Trentham was the seat of the Duke of Sutherland but today only a few fragments of the last great house remain. The first house at Trentham was built on the site of an Augustinian Priory, which was founded about 1150. Following the Dissolution of the Monasteries the site was purchased by James Leveson in 1540. The earliest picture of a house there dates from 1686. It is known to have been damaged in the Civil War when the family were Royalists. The next development was in the early 18th century with a house of nine bays by Francis Smith.

The house and grounds were modified by Henry Holland and Capability Brown in the period from 1768-1778 with the house being extended from nine to fifteen bays. The house was altered again in 1810.
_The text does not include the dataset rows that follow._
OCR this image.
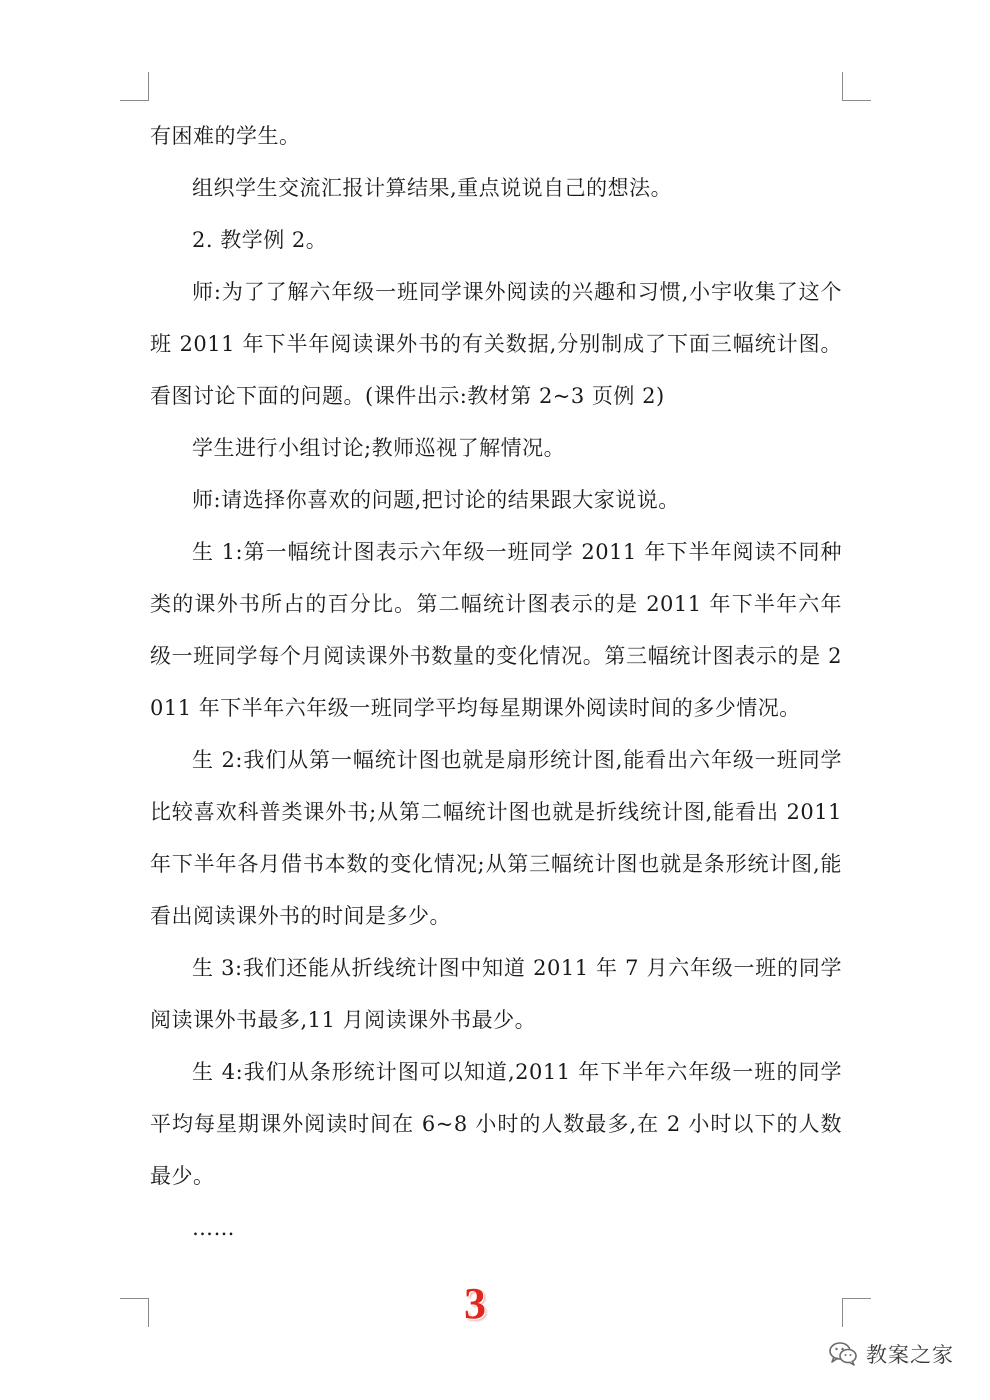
有困难的学生。

组织学生交流汇报计算结果,重点说说自己的想法。

2. 教学例 2。

师:为了了解六年级一班同学课外阅读的兴趣和习惯,小宇收集了这个班 2011 年下半年阅读课外书的有关数据,分别制成了下面三幅统计图。看图讨论下面的问题。(课件出示:教材第 2~3 页例 2)

学生进行小组讨论;教师巡视了解情况。

师:请选择你喜欢的问题,把讨论的结果跟大家说说。

生 1:第一幅统计图表示六年级一班同学 2011 年下半年阅读不同种类的课外书所占的百分比。第二幅统计图表示的是 2011 年下半年六年级一班同学每个月阅读课外书数量的变化情况。第三幅统计图表示的是 2011 年下半年六年级一班同学平均每星期课外阅读时间的多少情况。

生 2:我们从第一幅统计图也就是扇形统计图,能看出六年级一班同学比较喜欢科普类课外书;从第二幅统计图也就是折线统计图,能看出 2011 年下半年各月借书本数的变化情况;从第三幅统计图也就是条形统计图,能看出阅读课外书的时间是多少。

生 3:我们还能从折线统计图中知道 2011 年 7 月六年级一班的同学阅读课外书最多,11 月阅读课外书最少。

生 4:我们从条形统计图可以知道,2011 年下半年六年级一班的同学平均每星期课外阅读时间在 6~8 小时的人数最多,在 2 小时以下的人数最少。

……

3
教案之家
The final major modification was by Sir Charles Barry, the architect of the House of Commons. He worked on the hall between 1834 and 1849 and the cost was £260,000.

However, the family did not want the hall by the early 20th century and moved out in 1907. One reason was that the river Trent had become very polluted with sewage from the Potteries from the 1860s. In addition, like all the landed families, the Sutherlands were not making as much money from agriculture and land was being sold. Moreover the land no longer had the political importance for securing votes as the number of voters increased with successive reforms of parliament. Trentham was used by Disraeli in his book Lothair, where it appears at Brentham.